When Fabric released, there was a lot of noise around it. Many people have written blogs, created YouTube video’s and all kinds of other interesting things to share the love of this new tooling. Well, new? Especially when you look at Fabric data warehouse, it’s more of an iteration over Synapse Analytics Serverless Pools. As I’ve been using these to create a SQL endpoint for tooling that can’t work with Parquet files in general, this really triggered my interest.

Differences between data engineering and data warehouse

As I understand it now, Data Engineering is the Spark environment where you can build a data warehouse, Data Warehouse is the SQL environment where you can build your data warehouse.

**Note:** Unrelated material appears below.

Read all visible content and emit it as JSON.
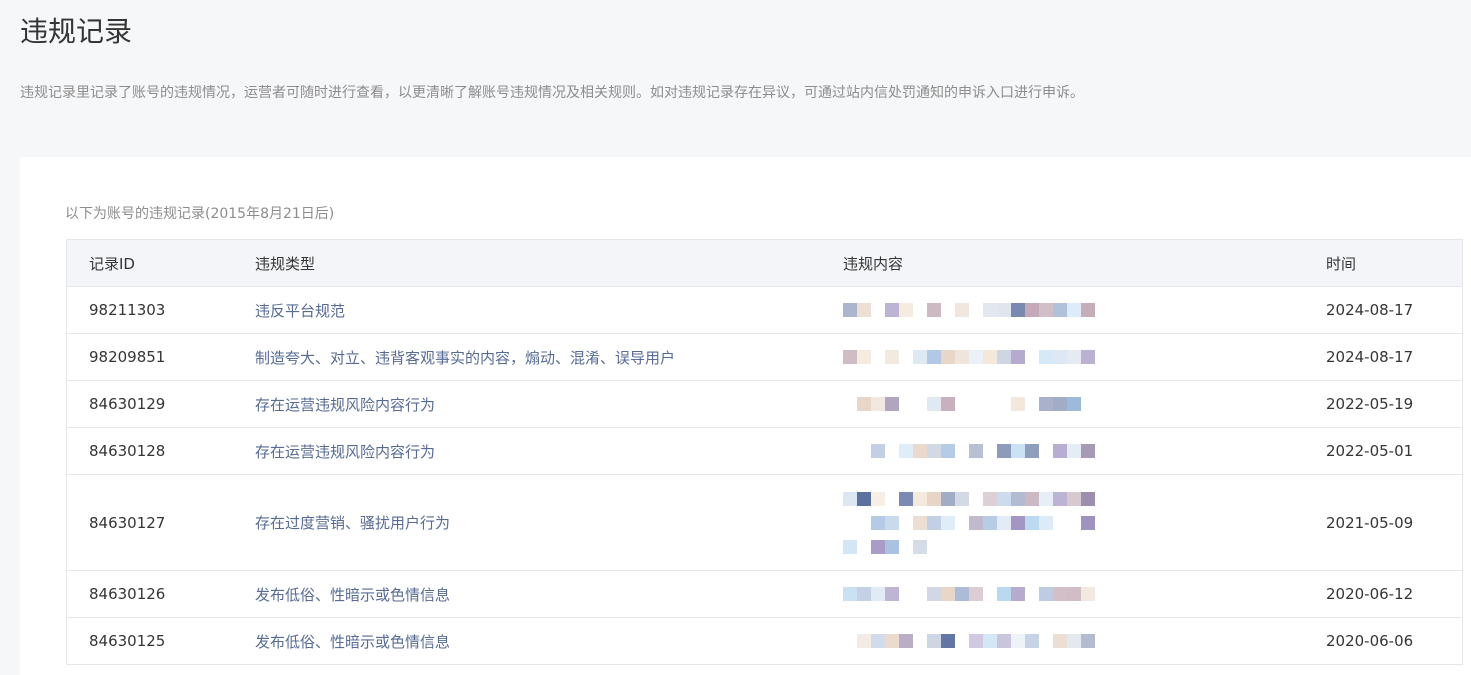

But when it says SQL, there’s no SQL Server database as such, it’s Synapse Serverless SQL Pool doing all the heavy lifting. And then again, no. Because the serverless pool doesn’t allow updates and deletes on the data, but the Fabric Data Warehouse does. The SQL Endpoint from the Fabric Lakehouse doesn’t allow datachanges, you need the Notebooks with spark to do that.

For me, it feels (at the time of writing) more like a personal preference; either building your data warehouse from Spark or from SQL. And I think both endpoints deserve a solid run to see which of the two matches best with your data and your way of working. I love SQL, no doubt there, but I have to say that the Spark notebooks are very attractive as well.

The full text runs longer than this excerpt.